Wild West River Fest brings record number of kayakers

Notwithstanding the name there was absolutely nothing smelly about the Stinking Water Slalom Saturday.

It was one of many events on Saturday and Sunday celebrating the fourth annual Wild West River Fest in Cody.

Forty-one boats competed in the slalom Saturday morning. The largest turnout yet, said Amy Quick, river fest organizer.

Each competitor was offered two runs with the best time being their final score, Quick said.

Jerod Ready nailed first place expert with a time of 2:27. Sam Hochhalter took second place canoe amateur with a time of 4:29. Scott Stingley took first in adult amateur with a time of 3:02. Emily Coleman took first in adult female amateur with a time of 3:29.

Two youths from the Wild West Paddle Club in Cody and 10  kids from Jackson competed too, Quick said. Two Cody youngsters competed in the slalom.

The festival is organized to raise funds for the club, Quick said.

Nate Pruzan took first place in the youth category with a time of 2:56.

Boaters negotiate the whitewater downstream and then grapple their way upstream around gates.

Boaters manhandled their boats up the old Yellowstone Highway below U.S. Highway 14/16/20 to the starting gate just upstream of Hayden Arch Bridge. The keels were scratched from many encounters with rocks in turgid waters prompting thoughts of comfortable hiking boots scuffed from many a stone too.

The water is swift, merciless and beautiful like liquid turquoise.

The water is also choppy and white-cold like icicles. It seethes over stones like a living thing. One slight drop in elevation forms a maelstrom that threatens to jerk everything to the bottom or toss it on the shore like a chunk of pummeled driftwood.

Emily Coleman slices the water. She breezes through a gate, then power paddles to complete a 180 to battle back upstream. Coleman’s facial expression is pleasant like whitewater kayaking is her version of a Sunday drive.

Youth kayaker Grant Hagen speeds through a gate in a spray of effervescence. The river snatches his boat and he capsizes, but Hagen rotates back up in the blink of an eye, no worse for wear.

Others kayakers overturned. Some swam out of their kayaks to ride the last stretch on their backs with their boat in tow. Competing kayakers who ran the course before them waited below the bridge for each fellow contender to lend a hand when needed.

Jerod Ready executes and masterly U-turns at the gate. Overhead, the crowd cheers from the bridge: “Jereee, Jereee, Jereee.”

Sam Hochhalter muscles his canoe down the river and through the gates. He is the only canoeist competing in the slalom this year.

Although his canoe is longer and harder to maneuver, it is still quite doable, Hochhalter said after the race.

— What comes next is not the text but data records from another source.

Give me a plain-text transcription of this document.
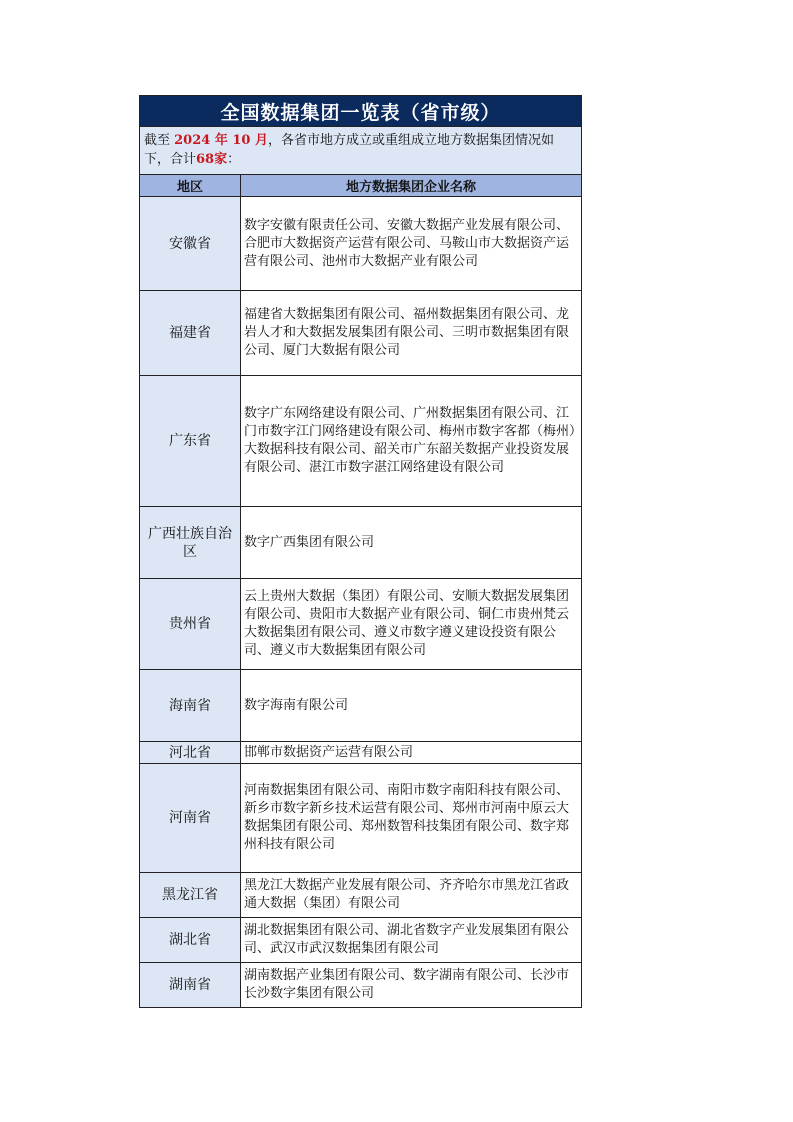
全国数据集团一览表（省市级）	
截至 2024 年 10 月，各省市地方成立或重组成立地方数据集团情况如下，合计68家：	
地区	地方数据集团企业名称
安徽省	数字安徽有限责任公司、安徽大数据产业发展有限公司、合肥市大数据资产运营有限公司、马鞍山市大数据资产运营有限公司、池州市大数据产业有限公司
福建省	福建省大数据集团有限公司、福州数据集团有限公司、龙岩人才和大数据发展集团有限公司、三明市数据集团有限公司、厦门大数据有限公司
广东省	数字广东网络建设有限公司、广州数据集团有限公司、江门市数字江门网络建设有限公司、梅州市数字客都（梅州）大数据科技有限公司、韶关市广东韶关数据产业投资发展有限公司、湛江市数字湛江网络建设有限公司
广西壮族自治区	数字广西集团有限公司
贵州省	云上贵州大数据（集团）有限公司、安顺大数据发展集团有限公司、贵阳市大数据产业有限公司、铜仁市贵州梵云大数据集团有限公司、遵义市数字遵义建设投资有限公司、遵义市大数据集团有限公司
海南省	数字海南有限公司
河北省	邯郸市数据资产运营有限公司
河南省	河南数据集团有限公司、南阳市数字南阳科技有限公司、新乡市数字新乡技术运营有限公司、郑州市河南中原云大数据集团有限公司、郑州数智科技集团有限公司、数字郑州科技有限公司
黑龙江省	黑龙江大数据产业发展有限公司、齐齐哈尔市黑龙江省政通大数据（集团）有限公司
湖北省	湖北数据集团有限公司、湖北省数字产业发展集团有限公司、武汉市武汉数据集团有限公司
湖南省	湖南数据产业集团有限公司、数字湖南有限公司、长沙市长沙数字集团有限公司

Hochhalter said he and his son, Finnegan, a brawny 5-year-old, were taking on the Stinking Water Sprint Sunday that ran from DeMaris Springs downstream to the Belfry Bridge.

“It’s nice,” Harrell said. “It’s refreshing.”

It is difficult, but nonetheless a fun route, Harrell said. The boulders create nice eddies. “Good location for a slalom course.”

Youth contender River Maser hauls his boat up the stony hill above the river following his run.

Maser said the water was cold, but was incisive in his description: “Super fun.”